Extrait du Mal-aimant, roman de Frédéric Gournay
paru aux éditions de L'irrémissible

mercredi 20 mai 2015

Croâ!






        Il l’entendait mais ne le voyait pas, il inclina la tête, ses coudes ancrés sur le matelas et cru enfin le deviner parmi le gris du ciel et des immeubles. Un rayon de soleil gicla sur les façades, il l’aperçut : le corbeau criait encore. Il se leva, s’habilla à toute allure et se prépara du café pour immerger ses derniers rêves puis se ravisa, il prit sa veste et il sortit.
C’est drôle comme les villes vous mettent à portée de la main tous les dangers possibles. L’armurier n’était qu’à deux cents mètres de chez lui. Il se renseigna précipitamment sur le matériel adéquat puis opta finalement pour une bonne vieille vingt-deux long Rifle d’occasion, acheta des balles, rentra chez lui. Une arme de point l’aurait davantage séduit mais ni la banlieue ni ses magouilles ne l’attiraient. Le soleil était toujours sur les façades ronronnantes, l’eau exultait à gros bouillons dans la casserole, il se posta à la fenêtre et attendit. Le corbeau vint se poser à cinquante mètres, juste en face de son appartement, auprès des cheminées. Il l’ajusta, tira. Une balle avait suffi. Il le décapita. Il en fut lui-même fort étonné, il ignorait la justesse de son tir et songea que le destin avait accompli un fameux tour de manivelle. Il avala une gorgée de café, s’alluma une cigarette, se regarda dans le miroir et comme il ne put en tirer aucune conclusion valable, il se recoucha. Il ne pouvait plus dormir.
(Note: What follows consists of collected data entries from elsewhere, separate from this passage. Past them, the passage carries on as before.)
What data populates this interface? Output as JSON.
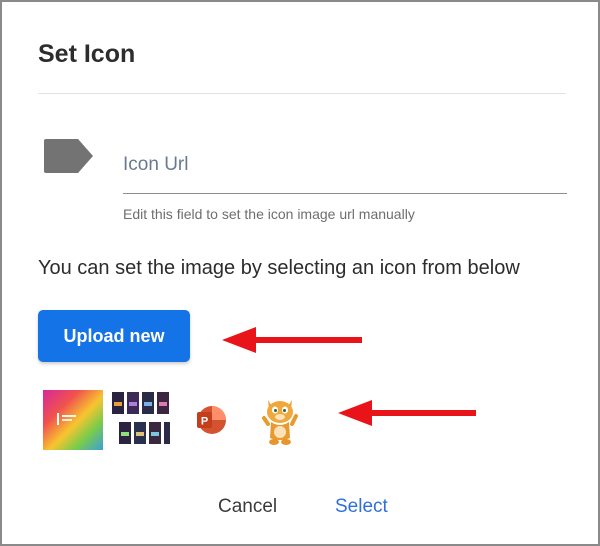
{
  "dialog": {
    "title": "Set Icon",
    "url_field": {
      "placeholder": "Icon Url",
      "value": "",
      "helper": "Edit this field to set the icon image url manually"
    },
    "instruction": "You can set the image by selecting an icon from below",
    "upload_button": "Upload new",
    "icon_options": [
      {
        "name": "gradient-app-icon"
      },
      {
        "name": "app-tiles-grid-icon"
      },
      {
        "name": "powerpoint-icon"
      },
      {
        "name": "cartoon-cat-icon"
      }
    ],
    "footer": {
      "cancel": "Cancel",
      "select": "Select"
    }
  },
  "colors": {
    "accent_blue": "#1473e6",
    "link_blue": "#2f6fdc",
    "annotation_red": "#e8141a",
    "tag_gray": "#737373"
  }
}
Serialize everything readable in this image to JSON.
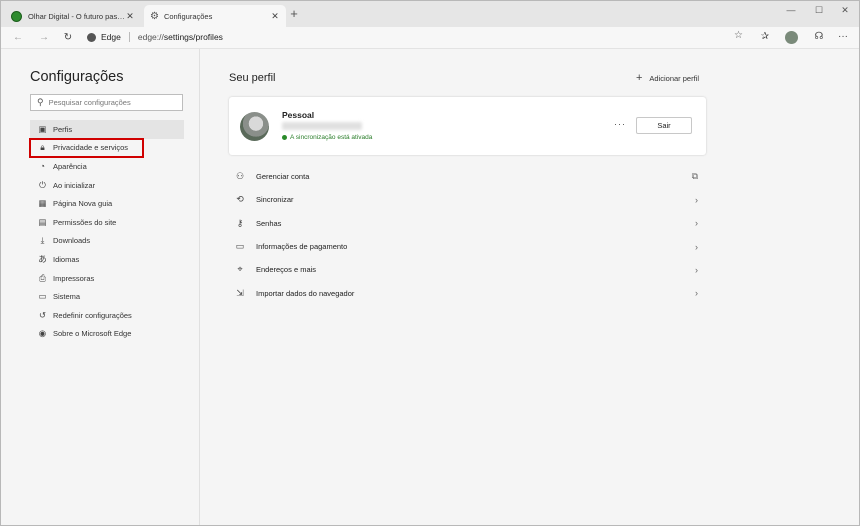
{
  "tabs": [
    {
      "title": "Olhar Digital - O futuro passa primeiro aqui",
      "favicon_color": "#2e8b2e",
      "active": false
    },
    {
      "title": "Configurações",
      "favicon_icon": "gear-icon",
      "active": true
    }
  ],
  "toolbar": {
    "site_label": "Edge",
    "url_prefix": "edge://",
    "url_path": "settings/profiles"
  },
  "sidebar": {
    "title": "Configurações",
    "search_placeholder": "Pesquisar configurações",
    "items": [
      {
        "label": "Perfis",
        "icon": "profile-card-icon",
        "selected": true
      },
      {
        "label": "Privacidade e serviços",
        "icon": "lock-icon",
        "highlighted": true
      },
      {
        "label": "Aparência",
        "icon": "palette-icon"
      },
      {
        "label": "Ao inicializar",
        "icon": "power-icon"
      },
      {
        "label": "Página Nova guia",
        "icon": "grid-icon"
      },
      {
        "label": "Permissões do site",
        "icon": "site-permissions-icon"
      },
      {
        "label": "Downloads",
        "icon": "download-icon"
      },
      {
        "label": "Idiomas",
        "icon": "language-icon"
      },
      {
        "label": "Impressoras",
        "icon": "printer-icon"
      },
      {
        "label": "Sistema",
        "icon": "system-icon"
      },
      {
        "label": "Redefinir configurações",
        "icon": "reset-icon"
      },
      {
        "label": "Sobre o Microsoft Edge",
        "icon": "edge-icon"
      }
    ]
  },
  "main": {
    "title": "Seu perfil",
    "add_profile_label": "Adicionar perfil",
    "profile": {
      "name": "Pessoal",
      "sync_status": "A sincronização está ativada",
      "more_label": "···",
      "signout_label": "Sair"
    },
    "rows": [
      {
        "label": "Gerenciar conta",
        "icon": "person-icon",
        "trailing": "external-link-icon"
      },
      {
        "label": "Sincronizar",
        "icon": "sync-icon",
        "trailing": "chevron-right-icon"
      },
      {
        "label": "Senhas",
        "icon": "key-icon",
        "trailing": "chevron-right-icon"
      },
      {
        "label": "Informações de pagamento",
        "icon": "credit-card-icon",
        "trailing": "chevron-right-icon"
      },
      {
        "label": "Endereços e mais",
        "icon": "location-pin-icon",
        "trailing": "chevron-right-icon"
      },
      {
        "label": "Importar dados do navegador",
        "icon": "import-icon",
        "trailing": "chevron-right-icon"
      }
    ]
  },
  "colors": {
    "highlight_border": "#d00000",
    "sync_green": "#2a7d2a"
  }
}
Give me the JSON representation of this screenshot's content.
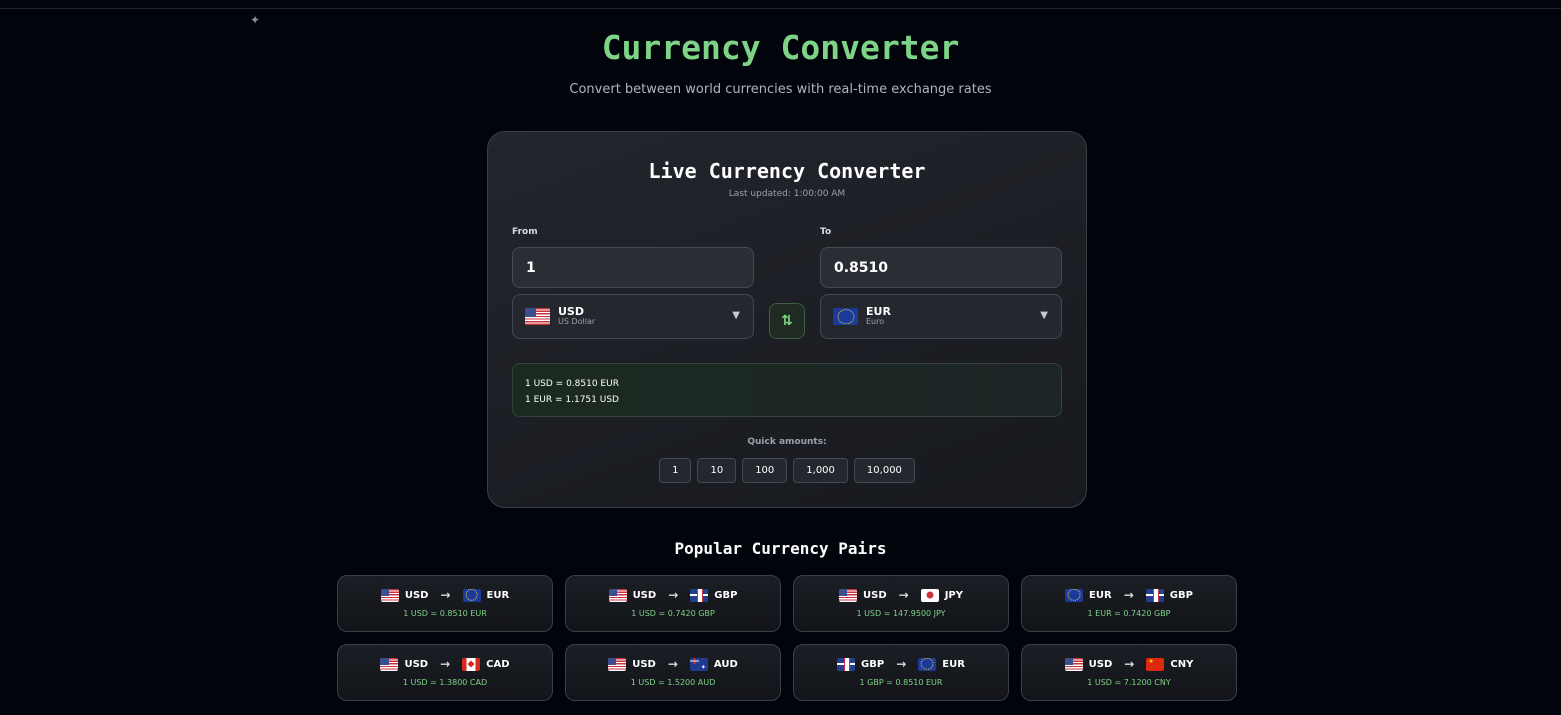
{
  "header": {
    "sparkle": "✦",
    "title": "Currency Converter",
    "subtitle": "Convert between world currencies with real-time exchange rates"
  },
  "converter": {
    "title": "Live Currency Converter",
    "last_updated": "Last updated: 1:00:00 AM",
    "from": {
      "label": "From",
      "amount": "1",
      "currency_code": "USD",
      "currency_name": "US Dollar",
      "flag": "us-flag-icon"
    },
    "to": {
      "label": "To",
      "amount": "0.8510",
      "currency_code": "EUR",
      "currency_name": "Euro",
      "flag": "eu-flag-icon"
    },
    "swap_icon": "⇅",
    "caret": "▼",
    "rates": {
      "forward": "1 USD = 0.8510 EUR",
      "reverse": "1 EUR = 1.1751 USD"
    },
    "quick_label": "Quick amounts:",
    "quick_amounts": [
      "1",
      "10",
      "100",
      "1,000",
      "10,000"
    ]
  },
  "popular": {
    "title": "Popular Currency Pairs",
    "arrow": "→",
    "pairs": [
      {
        "from": "USD",
        "to": "EUR",
        "from_flag": "us",
        "to_flag": "eu",
        "rate": "1 USD = 0.8510 EUR"
      },
      {
        "from": "USD",
        "to": "GBP",
        "from_flag": "us",
        "to_flag": "gb",
        "rate": "1 USD = 0.7420 GBP"
      },
      {
        "from": "USD",
        "to": "JPY",
        "from_flag": "us",
        "to_flag": "jp",
        "rate": "1 USD = 147.9500 JPY"
      },
      {
        "from": "EUR",
        "to": "GBP",
        "from_flag": "eu",
        "to_flag": "gb",
        "rate": "1 EUR = 0.7420 GBP"
      },
      {
        "from": "USD",
        "to": "CAD",
        "from_flag": "us",
        "to_flag": "ca",
        "rate": "1 USD = 1.3800 CAD"
      },
      {
        "from": "USD",
        "to": "AUD",
        "from_flag": "us",
        "to_flag": "au",
        "rate": "1 USD = 1.5200 AUD"
      },
      {
        "from": "GBP",
        "to": "EUR",
        "from_flag": "gb",
        "to_flag": "eu",
        "rate": "1 GBP = 0.8510 EUR"
      },
      {
        "from": "USD",
        "to": "CNY",
        "from_flag": "us",
        "to_flag": "cn",
        "rate": "1 USD = 7.1200 CNY"
      }
    ]
  }
}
Le corbeau lui avait encore gâché sa journée.

    Quand elle arriva, elle remarqua tout de suite le fusil posé contre le mur, près des rideaux marqués de nicotine.
« Qu’est-ce que c’est que ça ?
- Je l’ai tué.
- Comment ça tu l’as tué ?
- Le corbeau, j’ai fini par le descendre.
- T’es pas un peu zinzin ?
- Il m’empêchait de dormir.
- Tu es capable de tuer de sang-froid toi ?
- Je te le répète, il commençait sérieusement à me mener la vie dure.
- De quel droit tu l’as tué ? C’est un animal, un être vivant.
- Ses croassements m’étaient devenus insupportables.
- Et les tiens de croassements…
- C’est un animal noir et lugubre.
- Franchement je ne pensais pas ça de toi. Tu es cruel.
- Je te dis qu’il me réveillait tous les matins, de l’aube jusqu’à dix heures. Il venait se foutre de ma gueule ce con-là, avec ponctualité, je n’ai fait que lui clouer le bec, je suis sûr que tout le voisinage en sera satisfait.
- Pauvre con !
- Pardon ?
- Tu n’es qu’un lâche.
- Tu te crois supérieure peut-être ? Parce que t’as un boulot qui te permet de frimer avec le peu de pognon qu’on veut bien te laisser. Mais il suffit que je crame une corneille pour que tu t’offusques.
- C’est monstrueux !
- Pas de morale, petite sainte, tu ne cherches qu’à me descendre, moi au moins je suis radical.
- T’es vraiment un pauvre con ! »
Il se dirigea vers la carabine, la mit en joue, la pointe du canon visait Carla, elle eut un sourire crispé.
« Mets-toi à genoux !
- Tu plaisantes ?
- A genoux ! »
Carla avait l’habitude que Thomas se mette à jouer les durs, elle se prenait parfois au jeu et feignait d’être dominée, ça leur faisait du bien à tous les deux. Thomas arborait alors un masque de tueur, comme dans les films. Il jouait encore la comédie, pensa-t-elle, il avait encore dû se gaver de ces polars américains à la noix qui font fureur à la télévision. Cependant, elle n’acquiesça pas, mais continua de le toiser.
« Mets-toi à genoux et suce-moi : »
Carla plaça sa main sur le sexe de Thomas.
« Mais je vois que ça fait bander monsieur ! »
Il la pris par la nuque et rabaissa sa tête.
« Je compte jusqu’à trois… un… deux… »
Carla s’agenouilla, dégrafa les boutons de la braguette de Thomas.
« Oh, le beau pistolet !
- Vas-y ! »
Elle fit glisser sa langue le long de son sexe, le suçota quelques secondes puis le mordilla. « Aïe ! » Il lui asséna un léger coup de crosse sur le sommet de son crâne.
« T’es pas un peu marteau ?
- Je t’ai pas dit de me mordre.
- Tu m’as fait mal. Connard !
- Suce !
- Cow-boy de mes deux ! »
Elle s’était relevée énergiquement.
« Si tu recommences, je te tue, cria-t-elle.
- Je vais pas me laisser gâcher la vie par un corbeau le matin et par ma femme le soir.
- T’es fier de toi ? Pauvre débile ! »
Il la remit en joue.
« Arrête ce jeu où je m’en vais.
- A genoux ! »
Elle ramassa son sac à main, prit la porte et dévala les escaliers. Il se posta à la fenêtre avec son fusil. Elle traversait la rue, il la visa à nouveau.
« Poum ! » marmonna-t-il.
Il reposa le fusil, c’était devenu très vite un bon pote cet engin. Il alla s’asseoir sur son lit et plongea dans une profonde méditation où le sentiment de sa force intrinsèque rivalisait avec le mépris et l’horreur que lui inspirait ce monde croassant.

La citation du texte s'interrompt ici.